Two mechanisms have been proposed to explain quinone cytotoxicity: oxidative stress via the redox cycle and the arylation of intracellular nucleophiles. As the redox cycle is catalyzed by NADPH cytochrome P450 reductase, cytochrome P450 systems are expected to be related to the cytotoxicity induced by redox-cycling quinones. Thus, we investigated the relationship between cytochrome P450 systems and quinone toxicity for rat primary hepatocytes using an arylator, 1,4-benzoquinone (BQ), and a redox cycler, 2,3-dimethoxy-1,4-naphthoquinone (DMNQ). The hepatocyte toxicity of both BQ and DMNQ increased in a time- and dose-dependent manner. Pretreatment with cytochrome P450 inhibitors, such as SKF-525A (SKF), ketoconazole and 2-methy-1,2-di-3-pyridyl-1-propanone, enhanced the hepatocyte toxicity induced by DMNQ but did not affect BQ-induced hepatocyte toxicity. The production of superoxide anion and the levels of glutathione disulfide and thiobarbituric-acid-reactive substances were increased by treatment with DMNQ, and SKF pretreatment further enhanced their increases. In addition, NADPH oxidation in microsomes was increased by treatment with DMNQ and further augmented by pretreatment with SKF, and a NADPH cytochrome P450 reductase inhibitor, diphenyleneiodonium chloride completely suppressed NADPH oxidations increased by treatment with either DMNQ- or DMNQ + SKF. Pretreatment with antioxidants, such as alpha-tocopherol, reduced glutathione, N-acetyl cysteine or an iron ion chelator deferoxamine, totally suppressed DMNQ- and DMNQ + SKF-induced hepatocyte toxicity. These results indicate that the hepatocyte toxicity of redox-cycling quinones is enhanced under cytochrome P450 inhibition, and that this enhancement is caused by the potentiation of oxidative stress.

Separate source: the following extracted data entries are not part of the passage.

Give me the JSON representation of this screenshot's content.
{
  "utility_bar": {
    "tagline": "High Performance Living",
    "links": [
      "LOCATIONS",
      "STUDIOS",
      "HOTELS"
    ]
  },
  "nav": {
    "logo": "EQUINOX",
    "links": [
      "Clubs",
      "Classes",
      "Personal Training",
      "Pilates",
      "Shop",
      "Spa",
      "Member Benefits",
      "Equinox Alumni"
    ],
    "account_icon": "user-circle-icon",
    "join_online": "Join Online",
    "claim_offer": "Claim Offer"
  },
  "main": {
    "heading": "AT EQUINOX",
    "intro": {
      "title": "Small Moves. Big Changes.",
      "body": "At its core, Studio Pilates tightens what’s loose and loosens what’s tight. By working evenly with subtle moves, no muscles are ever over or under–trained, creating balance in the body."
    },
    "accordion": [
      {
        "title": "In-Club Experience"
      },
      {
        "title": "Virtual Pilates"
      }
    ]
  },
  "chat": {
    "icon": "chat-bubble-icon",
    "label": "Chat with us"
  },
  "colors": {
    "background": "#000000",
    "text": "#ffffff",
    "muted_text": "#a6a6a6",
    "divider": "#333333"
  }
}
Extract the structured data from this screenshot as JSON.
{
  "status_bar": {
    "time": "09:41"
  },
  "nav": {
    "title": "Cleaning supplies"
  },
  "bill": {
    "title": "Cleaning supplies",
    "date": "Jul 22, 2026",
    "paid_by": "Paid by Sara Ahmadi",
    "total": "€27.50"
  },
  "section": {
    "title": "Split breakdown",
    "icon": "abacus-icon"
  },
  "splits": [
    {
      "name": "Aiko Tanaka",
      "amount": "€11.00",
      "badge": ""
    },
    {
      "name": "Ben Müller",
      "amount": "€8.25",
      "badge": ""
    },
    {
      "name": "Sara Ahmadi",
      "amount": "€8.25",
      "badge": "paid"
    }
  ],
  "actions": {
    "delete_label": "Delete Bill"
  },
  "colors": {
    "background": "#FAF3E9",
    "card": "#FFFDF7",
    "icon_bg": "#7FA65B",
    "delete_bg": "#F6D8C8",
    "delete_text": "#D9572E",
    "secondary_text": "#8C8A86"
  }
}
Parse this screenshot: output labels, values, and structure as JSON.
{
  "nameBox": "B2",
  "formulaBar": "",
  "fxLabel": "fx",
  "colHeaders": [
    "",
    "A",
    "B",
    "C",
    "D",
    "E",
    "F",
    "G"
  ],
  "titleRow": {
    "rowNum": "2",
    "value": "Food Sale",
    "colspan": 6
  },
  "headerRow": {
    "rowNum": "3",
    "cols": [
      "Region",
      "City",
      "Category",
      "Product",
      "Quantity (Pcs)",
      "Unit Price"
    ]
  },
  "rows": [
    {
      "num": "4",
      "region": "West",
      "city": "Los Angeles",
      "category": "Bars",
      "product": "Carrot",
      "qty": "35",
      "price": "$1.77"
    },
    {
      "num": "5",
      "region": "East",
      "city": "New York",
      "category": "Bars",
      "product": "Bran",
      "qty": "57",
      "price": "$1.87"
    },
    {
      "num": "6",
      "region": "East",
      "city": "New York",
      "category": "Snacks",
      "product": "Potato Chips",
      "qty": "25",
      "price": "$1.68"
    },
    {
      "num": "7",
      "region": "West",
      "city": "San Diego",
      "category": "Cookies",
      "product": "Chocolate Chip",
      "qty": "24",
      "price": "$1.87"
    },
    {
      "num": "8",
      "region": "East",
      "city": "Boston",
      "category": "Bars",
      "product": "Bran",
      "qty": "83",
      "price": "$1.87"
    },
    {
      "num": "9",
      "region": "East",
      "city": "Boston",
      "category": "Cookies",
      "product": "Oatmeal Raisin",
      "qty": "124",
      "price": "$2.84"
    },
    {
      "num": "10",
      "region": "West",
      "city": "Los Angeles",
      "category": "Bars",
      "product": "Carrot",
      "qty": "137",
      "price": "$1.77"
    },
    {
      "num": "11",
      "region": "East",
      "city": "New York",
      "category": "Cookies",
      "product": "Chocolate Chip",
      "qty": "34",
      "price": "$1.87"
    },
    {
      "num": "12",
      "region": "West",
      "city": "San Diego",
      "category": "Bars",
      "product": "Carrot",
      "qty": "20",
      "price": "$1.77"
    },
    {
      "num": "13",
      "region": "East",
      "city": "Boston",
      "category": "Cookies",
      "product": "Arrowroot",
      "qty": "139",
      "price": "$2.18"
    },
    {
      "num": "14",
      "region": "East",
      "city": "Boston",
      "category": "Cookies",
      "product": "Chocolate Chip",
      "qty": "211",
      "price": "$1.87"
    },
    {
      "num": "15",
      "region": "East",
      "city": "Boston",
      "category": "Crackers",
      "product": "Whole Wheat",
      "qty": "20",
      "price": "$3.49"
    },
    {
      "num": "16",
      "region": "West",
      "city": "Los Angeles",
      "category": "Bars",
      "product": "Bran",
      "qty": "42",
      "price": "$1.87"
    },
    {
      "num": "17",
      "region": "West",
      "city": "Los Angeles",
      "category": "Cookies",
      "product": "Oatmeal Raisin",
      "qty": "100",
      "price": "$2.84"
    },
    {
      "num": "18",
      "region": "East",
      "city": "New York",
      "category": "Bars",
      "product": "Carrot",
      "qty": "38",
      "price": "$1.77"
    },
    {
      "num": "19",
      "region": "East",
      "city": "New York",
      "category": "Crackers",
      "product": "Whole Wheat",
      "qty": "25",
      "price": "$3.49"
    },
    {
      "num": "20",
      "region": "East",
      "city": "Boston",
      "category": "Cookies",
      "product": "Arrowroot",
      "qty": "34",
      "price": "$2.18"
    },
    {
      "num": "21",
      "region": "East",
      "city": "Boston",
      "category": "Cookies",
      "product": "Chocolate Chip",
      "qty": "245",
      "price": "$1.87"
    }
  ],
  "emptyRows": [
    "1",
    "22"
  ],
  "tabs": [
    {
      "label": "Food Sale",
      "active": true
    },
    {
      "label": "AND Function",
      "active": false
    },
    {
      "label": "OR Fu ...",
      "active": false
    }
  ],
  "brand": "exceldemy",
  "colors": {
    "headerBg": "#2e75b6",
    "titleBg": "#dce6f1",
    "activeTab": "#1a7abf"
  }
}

Primary hepatocyte apoptosis is unlikely to relate to caspase-3 activity under sustained endogenous oxidative stress.

We previously showed that inhibition of catalase and glutathione peroxidase activities in rat primary hepatocytes by 3-amino-1,2,4-triazole (ATZ) and mercaptosuccinic acid (MS) results in endogenous oxidative stress and apoptosis. For the present study, we determined whether this apoptosis involved activation of caspase-3, which is known to execute apoptosis in many cell types. ATZ and MS increased levels of reactive oxygen species (ROS) from 3-9 h, just before the onset of chromatin condensation (apoptosis) and decreases in protein thiols. Pretreatment with either SKF, a cytochrome P450 inhibitor, or L-ascorbic acid, an antioxidant, completely suppressed the increase in ROS levels and apoptosis, suggesting that the sustained ROS increases may cause the apoptosis. SKF also abolished the decrease in protein thiol content, further supporting the contribution of the P450 system to increased ROS levels. DEVD-CHO, a caspase-3 inhibitor, even at 1 mM had no effect on apoptosis. Caspase-3 activity remained unchanged and pro-caspase-3 processing was not detected during 18 h incubation with ATZ and MS. Moreover, the amount of unoxidized pro-caspase-3 decreased even below the level of untreated hepatocytes. These findings suggest that the sustained oxidative stress is a major cause for the hepatocyte apoptosis, which occurs independently of the caspase-3 related pathway.